A number of countries around the world already manipulate clouds in an attempt to alter the weather. They “seed” clouds by spraying chemicals, such as silver iodide, into them. Proponents claim such geoengineering is safe and effective in producing the desired weather effect, like increased rain. But there are doubts over its effectiveness. There are also concerns over the impact such technology can have on the health of humans and other animals, particularly aquatic ones. Overall, it appears that there are yet no definitive conclusions on what the long-term environmental cost of cloud seeding might be. The fact that those conclusions weren’t determined prior to relatively widespread use of the technology should raise concerns about whether rollouts of other geoengineering technologies will pay sufficient regard to the potential impact on biodiversity and ecosystems.
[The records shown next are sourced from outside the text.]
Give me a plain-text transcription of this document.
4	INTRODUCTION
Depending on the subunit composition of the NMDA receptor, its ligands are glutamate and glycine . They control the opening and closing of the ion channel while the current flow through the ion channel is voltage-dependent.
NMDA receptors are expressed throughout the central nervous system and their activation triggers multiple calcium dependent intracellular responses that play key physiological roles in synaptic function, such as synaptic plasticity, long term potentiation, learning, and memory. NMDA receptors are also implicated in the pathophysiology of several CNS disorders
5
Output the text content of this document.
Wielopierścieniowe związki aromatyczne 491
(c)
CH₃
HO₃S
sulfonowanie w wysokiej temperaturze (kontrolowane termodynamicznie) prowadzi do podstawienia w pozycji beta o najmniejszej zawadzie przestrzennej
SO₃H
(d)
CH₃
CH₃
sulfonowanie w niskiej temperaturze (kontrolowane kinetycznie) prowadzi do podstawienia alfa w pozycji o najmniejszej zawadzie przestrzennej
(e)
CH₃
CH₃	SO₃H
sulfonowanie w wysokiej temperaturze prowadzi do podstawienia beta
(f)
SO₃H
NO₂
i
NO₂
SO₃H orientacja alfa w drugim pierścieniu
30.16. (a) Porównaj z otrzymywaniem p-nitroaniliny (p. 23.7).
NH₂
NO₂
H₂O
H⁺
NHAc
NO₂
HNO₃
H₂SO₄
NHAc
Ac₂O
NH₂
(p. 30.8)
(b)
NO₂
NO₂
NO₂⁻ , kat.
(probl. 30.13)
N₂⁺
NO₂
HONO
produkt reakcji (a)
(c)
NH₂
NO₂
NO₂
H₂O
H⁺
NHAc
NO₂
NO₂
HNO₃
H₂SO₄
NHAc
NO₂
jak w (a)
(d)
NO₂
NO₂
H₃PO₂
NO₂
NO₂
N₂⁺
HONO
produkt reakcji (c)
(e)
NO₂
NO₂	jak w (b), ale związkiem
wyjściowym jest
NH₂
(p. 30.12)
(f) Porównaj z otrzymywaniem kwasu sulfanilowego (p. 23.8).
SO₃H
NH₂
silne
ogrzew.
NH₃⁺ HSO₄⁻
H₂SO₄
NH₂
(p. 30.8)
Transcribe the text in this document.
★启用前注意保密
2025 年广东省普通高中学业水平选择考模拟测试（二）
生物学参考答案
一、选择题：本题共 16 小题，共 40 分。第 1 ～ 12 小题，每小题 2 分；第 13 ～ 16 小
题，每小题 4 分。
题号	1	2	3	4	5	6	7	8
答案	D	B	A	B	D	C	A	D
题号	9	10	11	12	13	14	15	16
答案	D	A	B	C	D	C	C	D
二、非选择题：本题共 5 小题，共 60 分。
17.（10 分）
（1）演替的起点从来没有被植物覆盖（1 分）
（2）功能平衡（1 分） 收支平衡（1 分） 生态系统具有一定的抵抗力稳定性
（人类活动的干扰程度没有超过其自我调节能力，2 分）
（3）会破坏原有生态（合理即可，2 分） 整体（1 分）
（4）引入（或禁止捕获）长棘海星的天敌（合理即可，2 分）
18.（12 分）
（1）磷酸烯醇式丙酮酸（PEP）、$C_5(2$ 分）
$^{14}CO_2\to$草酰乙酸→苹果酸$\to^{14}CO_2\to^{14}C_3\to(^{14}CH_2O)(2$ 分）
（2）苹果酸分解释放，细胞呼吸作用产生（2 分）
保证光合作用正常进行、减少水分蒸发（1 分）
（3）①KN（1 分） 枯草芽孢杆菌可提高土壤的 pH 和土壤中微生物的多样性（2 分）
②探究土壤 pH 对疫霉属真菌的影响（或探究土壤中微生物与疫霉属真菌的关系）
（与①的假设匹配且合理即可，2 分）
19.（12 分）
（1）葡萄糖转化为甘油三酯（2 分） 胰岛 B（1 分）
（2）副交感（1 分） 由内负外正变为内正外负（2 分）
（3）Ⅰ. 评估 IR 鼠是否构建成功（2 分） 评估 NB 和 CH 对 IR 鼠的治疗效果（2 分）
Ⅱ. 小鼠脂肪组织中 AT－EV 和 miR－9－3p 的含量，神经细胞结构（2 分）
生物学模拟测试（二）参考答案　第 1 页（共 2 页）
Meanwhile, companies currently involved in building a “direct air capture” facility in Texas have plans to inject much of the captured carbon dioxide “into old (oil) wells in the Permian Basin to force up remaining oil,” according to Grist. This illustrates that some geoengineering technologies may not be exclusively be put to climate-saving ends.

An unacceptable option

In 2017, the ETC Group, the Heinrich Böll Foundation, and Biofuelwatch produced a report on geoengineering called The Big Bad Fix. In it, they drew their own conclusions about many of the geoengineering proposals. They asserted that “each of the proposed geoengineering technologies threatens people and ecosystems.” They further argued that “Holistic assessments of the technologies also show that if deployed they are highly likely to worsen rather than mitigate the impacts of Global warming.”

As Fahn also noted, what’s particularly “scary” about all these grand ideas “are the potential unknown impacts.” He warned that the “history of human intervention in the biosphere has not gone well.” Worse still is the fact that understanding whether the proposed technologies can do as intended would in a number of cases require “full-scale implementation” of them. That of course means that any unforeseen negative side-effects of such implementation would happen at “full-scale” too, whether the technology achieved its goal or not.

The Big Bad Fix also raised the “irreversibility, risk of weaponization, and implications for global power dynamics inherent in large-scale climate geoengineering” as issues. The report concluded that geoengineering is “an unacceptable option.”

Humility, not arrogance

Anthropologist of development and the environment, Peter Sutoris, argues that even if (that’s a big if) all these technologies worked like a charm, relying on them “will not have fixed our mindsets.” He says this mindset is extractivist, centered on the belief that “the Earth is ours to exploit” and the “nonsensical idea” that infinite growth is possible on a finite planet. As Sutoris notes, many indigenous peoples don’t view the planet in this way. Instead, they understand that there are environmental limits and recognize that “caring for the environment” is “simultaneously an act of self-care.” They are also, meanwhile, among the fiercest critics of geoengineering.

Sutoris says that believing that humanity can engineer its way out of the climate crisis misses the “key lesson” of our perilous age: “that dealing with planetary-scale processes calls for humility, not arrogance.” To put it another way, the people responsible for the crisis – largely richer people in the West – can either recognize that they can’t and shouldn’t try to “beat” the natural world and opt for a respectful relationship with it instead (humility). Or they can double down on the mindset that insists “the Earth is ours” and ramp up efforts to control it (arrogance).

Geoengineering, and bioengineering, largely fall into the arrogance category. That’s one of many reasons, such as the known and unknown existential risks involved, why people shouldn’t rely on the idea that we can engineer our way out of the crises at hand.